During Shoshana Yosef's course at Yad Vashem, she discovered that Moshe had another name, Marian, revealing a whole world of information previously unknown to the family. Documents from an Italian archive indicated that Marian Reicher was murdered in the area of Rome. Upon further investigation into Italian sources, evidence revealed that Moshe-Marian was shot in a massacre in the Fosse Ardeatine quarries on 23 March 1944. This retaliatory murder of 335 people, 75 of them Jews, followed the killing of 33 German soldiers by Italian partisans. The victims were bystanders at the time the German soldiers were killed, as well as prisoners, including Jewish inmates from the Regina Coeli prison in Rome. Following the massacre, the Germans bombed the quarry and the murdered were buried under the rubble.
In 1953, theremains of the victims were given a proper burial and a memorial was erected. Each year, the families of the victims gather at the memorial for an interfaith memorial service.
"I started to correspond with the director of the memorial website, who told me that in 2014 they collected DNA from the remains of the bodies, and that eight of the bodies remained unidentified. He suggested that David send a DNA sample and they would check to see if his DNA matched that of any of the unidentified bodies," Shoshana recalls.
David Reicher sent the kit to Italy, and at the end of April this year, one month after the seventy-sixth anniversary of the massacre and two days after the Holocaust Remembrance Day in Israel, he received word that there was indeed a match to one of the bodies.

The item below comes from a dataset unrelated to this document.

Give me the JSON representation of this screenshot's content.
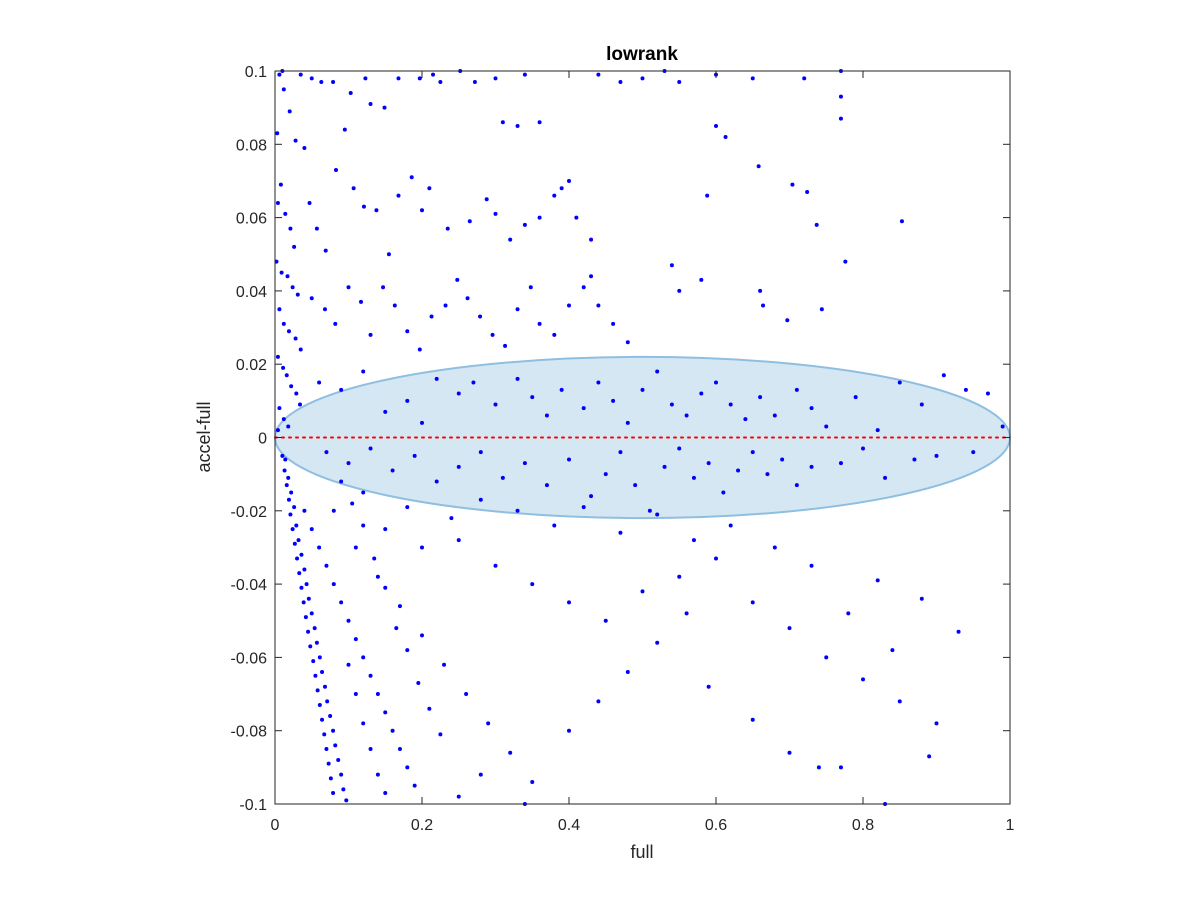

"It is difficult to describe what an emotional moment that was. For so many years, all we knew was that one day my father left the house and never returned. All these years later, and after searching so hard and for so long, we now are able to close the circle. I am waiting to be able to go to Italy together with my family so that we can take part in the memorial service and commemorate the memory of my father complete with the knowledge of how – and where – he died," David Reicher explains.